Consumer preferences for higher-mileage vehicles could slow oil and gasoline demand in coming years and lessen the urgency to build significant numbers of new refineries in the United States, Shell Oil Company President John Hofmeister told Knight-Ridder.
Shell Oil Company is the US arm of Royal Dutch Shell, and responsible for oil and natural gas production, product refining and marketing and petrochemical manufacturing.
Hofmeister told Knight Ridder Newspapers that efforts by President Bush and Congress to provide incentives to build new refineries are welcome, but a key assumption—that the demand for gasoline will continue to increase—could be flawed. Hofmeister said the growing consumer demand for cars and trucks that get better gas mileage could change the outlook for future gasoline use.
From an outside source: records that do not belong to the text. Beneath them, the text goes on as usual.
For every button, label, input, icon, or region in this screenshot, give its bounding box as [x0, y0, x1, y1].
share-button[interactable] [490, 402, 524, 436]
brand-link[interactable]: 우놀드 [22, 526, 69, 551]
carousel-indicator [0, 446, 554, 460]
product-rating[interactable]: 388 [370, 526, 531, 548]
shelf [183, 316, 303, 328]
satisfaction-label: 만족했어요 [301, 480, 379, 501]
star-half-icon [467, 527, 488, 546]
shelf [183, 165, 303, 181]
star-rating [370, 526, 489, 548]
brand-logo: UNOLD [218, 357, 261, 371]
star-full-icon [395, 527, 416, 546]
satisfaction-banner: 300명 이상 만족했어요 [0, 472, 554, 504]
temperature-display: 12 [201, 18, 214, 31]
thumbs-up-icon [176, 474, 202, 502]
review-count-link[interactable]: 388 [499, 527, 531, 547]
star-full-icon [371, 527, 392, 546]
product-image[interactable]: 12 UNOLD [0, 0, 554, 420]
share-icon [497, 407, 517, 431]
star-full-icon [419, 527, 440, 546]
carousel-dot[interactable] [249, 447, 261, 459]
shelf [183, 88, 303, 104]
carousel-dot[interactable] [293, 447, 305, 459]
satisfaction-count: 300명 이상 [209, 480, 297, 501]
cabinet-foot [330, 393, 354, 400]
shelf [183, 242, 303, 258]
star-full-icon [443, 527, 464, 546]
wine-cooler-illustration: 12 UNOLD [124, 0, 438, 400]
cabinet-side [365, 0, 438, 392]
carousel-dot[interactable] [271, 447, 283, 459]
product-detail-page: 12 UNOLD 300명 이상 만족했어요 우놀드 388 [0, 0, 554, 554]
“I would submit the likelihood of consumption patterns changing is higher, rather than lower,” Hofmeister said, suggesting the change would take some of the pressure off the need to build new refineries.
Yesterday, Republican leaders in the House of Representatives twisted arms to narrowly pass legislation supported by President Bush to simplify the process of expanding refineries or constructing new ones. (Earlier post.)
[...] But Hofmeister questions the long-term demand forecasts, pointing to the recent bout of record-high oil and gasoline prices that he thinks could mark a turning point.
“That really shifts the attention of the automotive industry to look for more fuel-efficient alternatives,” Hofmeister said.
It might be easy to dismiss Hofmeister’s comments as self-serving; if production does not increase, but demand does, then gasoline prices will continue to rise. However, the higher prices rise, the greater the likelihood of radical changes in consumer behavior.
If, on the other hand, new refineries are built, but due to constraints in oil supply prices continue to rise anyway, and demand correspondingly drops, then the oil companies would once again be moved to consolidation—i.e., cutting out some of the excess capacity that they had just invested in to build.
From the company’s point of view, in other words, investing in new refineries only makes sense if (a) demand continues to grow unabated and (b) supplies of low-cost oil to feed those refineries will be plentiful. Shell may have its opinions about (a), but it has data about (b).
Not that Shell or any other company would pass up a low-risk deal—which is what the House bill is trying to serve up.